Supergirl’s Melissa Benoist Explains How They’re Adapting Red Son


A common criticism lobbed at Supergirl is that it borrows too much from stories pertaining to Superman, a point that I won’t argue. Despite that, I’ve been quite happy to see villains such as Livewire and Parasite brought to life in ways that shows such as SuperboyLois & Clark and even Smallville simply didn’t have the budget to achieve, or in a film franchise that just can’t seem to get past Lex Luthor and Zod. It’s because of this that I’ve said Supergirl has often felt like a live action answer to Superman: The Animated Series.

On that note, the Maiden of Might’s show is somewhat being inspired by one of the quintessential Elseworlds stories, Red Son, as we speak. As you may recall, last spring’s finale left off with Kara’s duplicate surfacing in Siberia, an entity that was produced by the aura which left her during the final showdown with Reign.

Cool as all that may be, we’ve seen very little of what’s been referred to as the “Red Daughter” in season 4, with most of the antagonistic focus being placed on Agent Liberty. Still, this thread is bound to unravel before long, with series lead Melissa Benoist recently revealing to the differences between the two Karas:

“It’s all about the circumstance. Someone with the powers that a Kara Zor-El has, you have to really think about the way they were nurtured, where they came, from and their circumstances of becoming a superhero. Overgirl obviously [came from] a Third Reich-type scenario, so she was not using her powers for good and we all know Kara Zor-El, Kara Danvers iteration very well and that is who she is. Red Daughter, it’s really fun to play with this. The way we’re developing her this season is we’re sort of seeing how she’s nurtured and how she becomes who she is. So I kind of get to discover it as we go this season. It’s fun. I’ve not been able to do that outside of doing it with Kara Danvers.”

From that, we can deduce how this show’s take on the Comrade of Steel will be an entirely different beast from Earth-X’s Overgirl. In fact, it may be premature to call her a villain simply because she’s been nurtured with different values in a different environment. When this’ll ultimately pay off is anybody’s guess, but my gut tells me all the stories will converge during the back half of the current season.

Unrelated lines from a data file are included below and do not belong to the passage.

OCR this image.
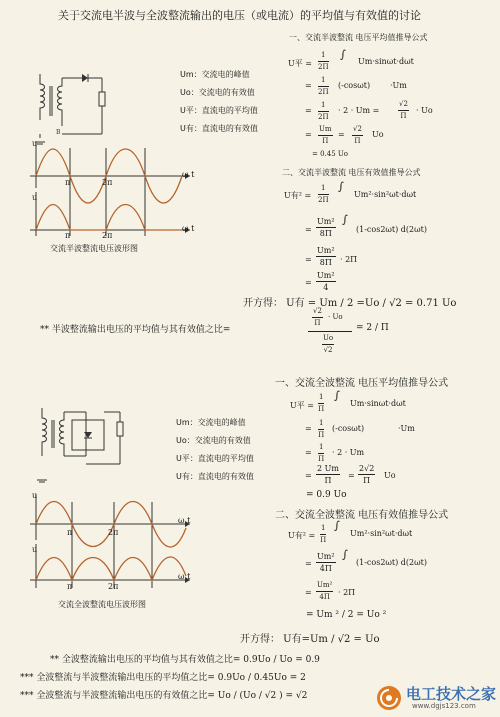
关于交流电半波与全波整流输出的电压（或电流）的平均值与有效值的讨论
B
Um：交流电的峰值
Uo：交流电的有效值
U平：直流电的平均值
U有：直流电的有效值
u
u
ω t
ω t
π	2π
π	2π
交流半波整流电压波形图
一、交流半波整流 电压平均值推导公式
U平 = $\frac{1}{2\Pi}$ ∫
Um·sinωt·dωt
= $\frac{1}{2\Pi} (-\cos\omega t) \cdot Um$
= $\frac{1}{2\Pi} \cdot 2 \cdot Um$ =	$\frac{√2}{\Pi} \cdot Uo$
= $\frac{Um}{\Pi} = \frac{√2}{\Pi}$ Uo
= 0.45 Uo
二、交流半波整流 电压有效值推导公式
U有$^2 = \frac{1}{2\Pi}$ ∫
Um²·sin²ωt·dωt
= $\frac{\text{Um²}}{8\Pi}$ ∫
(1-cos2ωt) d(2ωt)
= $\frac{\text{Um²}}{8\Pi} \cdot 2\Pi$
= $\frac{\text{Um²}}{4}$
开方得： U有 = Um / 2 =Uo / √2 = 0.71 Uo
** 半波整流输出电压的平均值与其有效值之比=
$\frac{√2}{\Pi} \cdot Uo$
$\frac{Uo}{√2}$
= 2 / Π
Um：交流电的峰值
Uo：交流电的有效值
U平：直流电的平均值
U有：直流电的有效值
u
u
ω t
ω t
π	2π
π	2π
交流全波整流电压波形图
一、交流全波整流 电压平均值推导公式
U平 = $\frac{1}{\Pi}$ ∫
Um·sinωt·dωt
= $\frac{1}{\Pi} (-\cos\omega t)$	·Um
= $\frac{1}{\Pi} \cdot 2 \cdot Um$
= $\frac{2 Um}{\Pi} = \frac{2√2}{\Pi}$ Uo
= 0.9 Uo
二、交流全波整流 电压有效值推导公式
U有$^2 = \frac{1}{\Pi}$ ∫
Um²·sin²ωt·dωt
= $\frac{\text{Um²}}{4\Pi}$ ∫
(1-cos2ωt) d(2ωt)
= $\frac{\text{Um²}}{4\Pi} \cdot 2\Pi$
= Um ² / 2 = Uo ²
开方得： U有=Um / √2 = Uo
** 全波整流输出电压的平均值与其有效值之比= 0.9Uo / Uo = 0.9
*** 全波整流与半波整流输出电压的平均值之比= 0.9Uo / 0.45Uo = 2
*** 全波整流与半波整流输出电压的有效值之比= Uo / (Uo / √2 ) = √2	电工技术之家
www.dgjs123.com
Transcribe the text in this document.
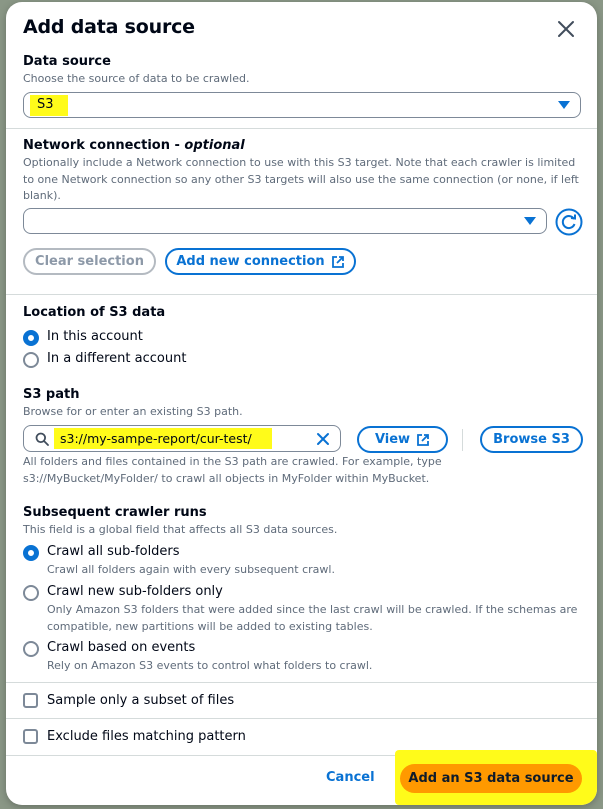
Add data source
Data source
Choose the source of data to be crawled.
S3
Network connection - optional
Optionally include a Network connection to use with this S3 target. Note that each crawler is limited to one Network connection so any other S3 targets will also use the same connection (or none, if left blank).
Clear selection	Add new connection
Location of S3 data
In this account
In a different account
S3 path
Browse for or enter an existing S3 path.
s3://my-sampe-report/cur-test/	View	Browse S3
All folders and files contained in the S3 path are crawled. For example, type s3://MyBucket/MyFolder/ to crawl all objects in MyFolder within MyBucket.
Subsequent crawler runs
This field is a global field that affects all S3 data sources.
Crawl all sub-folders
Crawl all folders again with every subsequent crawl.
Crawl new sub-folders only
Only Amazon S3 folders that were added since the last crawl will be crawled. If the schemas are compatible, new partitions will be added to existing tables.
Crawl based on events
Rely on Amazon S3 events to control what folders to crawl.
Sample only a subset of files
Exclude files matching pattern
Cancel	Add an S3 data source
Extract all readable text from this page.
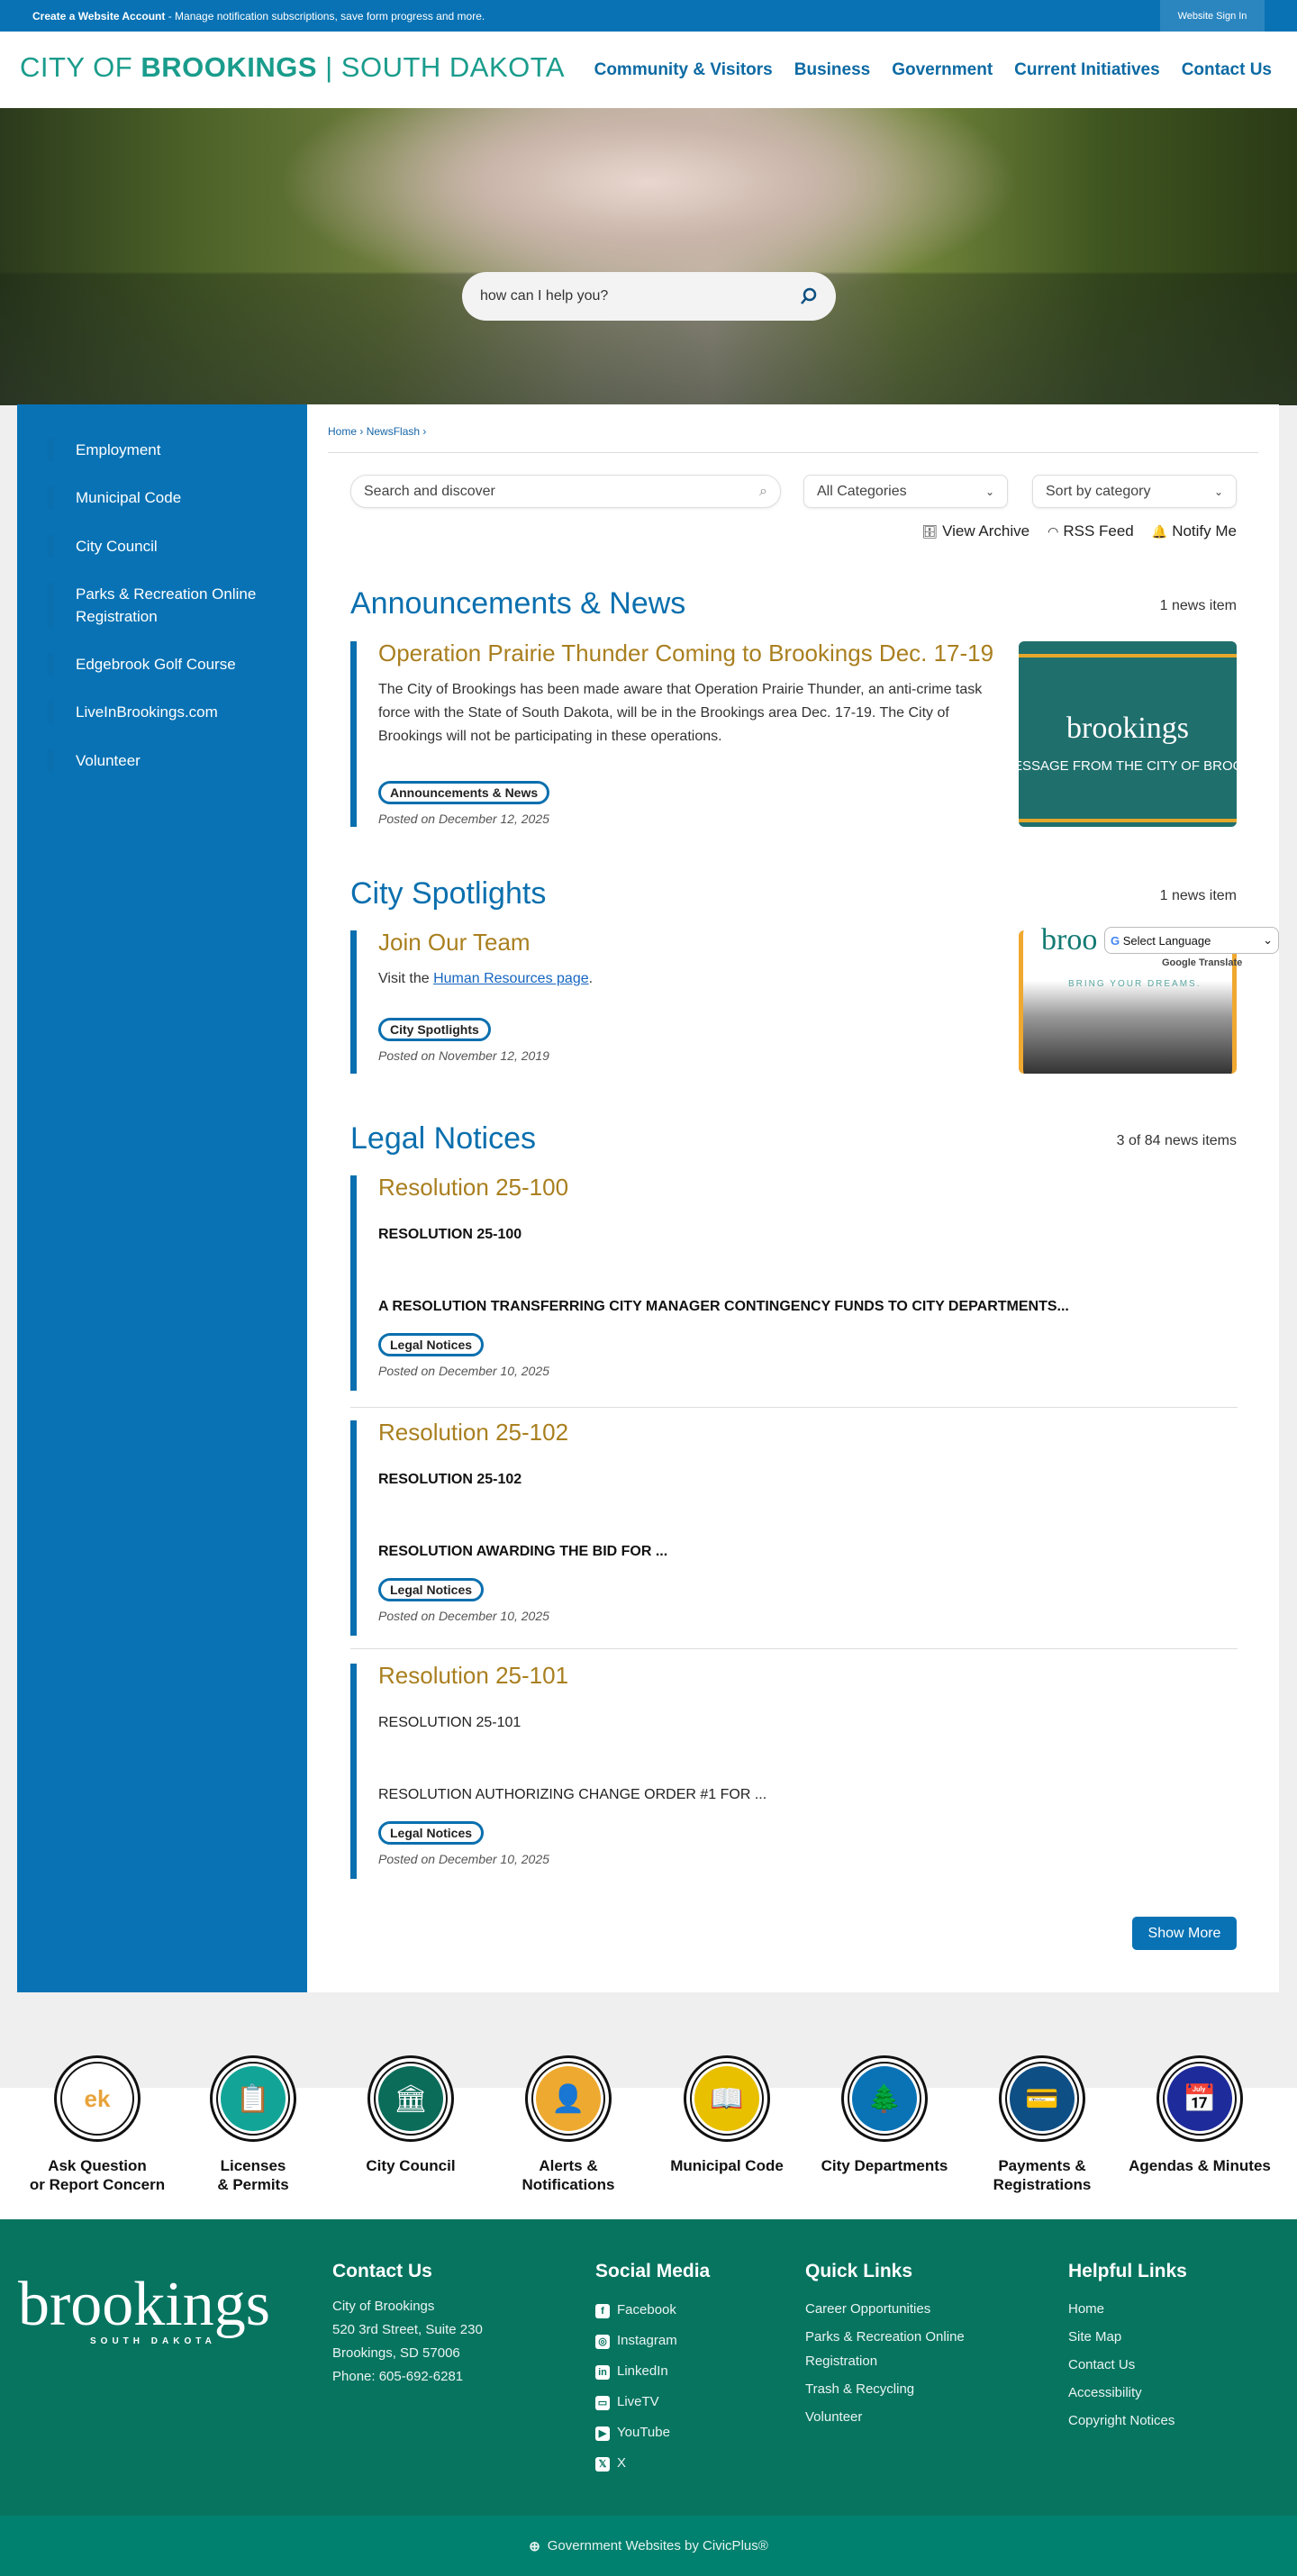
Create a Website Account - Manage notification subscriptions, save form progress and more.	Website Sign In
CITY OF BROOKINGS | SOUTH DAKOTA Community & Visitors Business Government Current Initiatives Contact Us
how can I help you?
Employment
Municipal Code
City Council
Parks & Recreation Online Registration
Edgebrook Golf Course
LiveInBrookings.com
Volunteer
Home › NewsFlash ›
Search and discover	⌕	All Categories	⌄	Sort by category	⌄
🗄 View Archive ◠ RSS Feed 🔔 Notify Me
Announcements & News	1 news item
Operation Prairie Thunder Coming to Brookings Dec. 17-19
The City of Brookings has been made aware that Operation Prairie Thunder, an anti-crime task force with the State of South Dakota, will be in the Brookings area Dec. 17-19. The City of Brookings will not be participating in these operations.
Announcements & News
Posted on December 12, 2025
brookings
ESSAGE FROM THE CITY OF BROOKIN
City Spotlights	1 news item
Join Our Team
Visit the Human Resources page.
City Spotlights
Posted on November 12, 2019
broo
BRING YOUR DREAMS.
Legal Notices	3 of 84 news items
Show More
Resolution 25-100
RESOLUTION 25-100
A RESOLUTION TRANSFERRING CITY MANAGER CONTINGENCY FUNDS TO CITY DEPARTMENTS...
Legal Notices
Posted on December 10, 2025
Resolution 25-102
RESOLUTION 25-102
RESOLUTION AWARDING THE BID FOR ...
Legal Notices
Posted on December 10, 2025
Resolution 25-101
RESOLUTION 25-101
RESOLUTION AUTHORIZING CHANGE ORDER #1 FOR ...
Legal Notices
Posted on December 10, 2025
G Select Language	⌄
Google Translate
ek
Ask Question
or Report Concern
📋
Licenses
& Permits
🏛
City Council
👤
Alerts &
Notifications
📖
Municipal Code
🌲
City Departments
💳
Payments &
Registrations
📅
Agendas & Minutes
brookings
SOUTH DAKOTA
Contact Us
City of Brookings
520 3rd Street, Suite 230
Brookings, SD 57006
Phone: 605-692-6281
Social Media
f Facebook
◎ Instagram
in LinkedIn
▭ LiveTV
▶ YouTube
𝕏 X
Quick Links
Career Opportunities
Parks & Recreation Online Registration
Trash & Recycling
Volunteer
Helpful Links
Home
Site Map
Contact Us
Accessibility
Copyright Notices
⊕ Government Websites by CivicPlus®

For those unfamiliar, the aforementioned Superman: Red Son was a tale penned by Mark Millar that saw baby Kal-El’s rocket land in Russia instead of Kansas, and explored his subsequent adventures, which you probably gathered from what’s been said here today. Take it from me, it’s quite the thrilling read, so let’s hope it’s eventually adapted to an animated movie as well.

Supergirl airs on Sunday nights on The CW.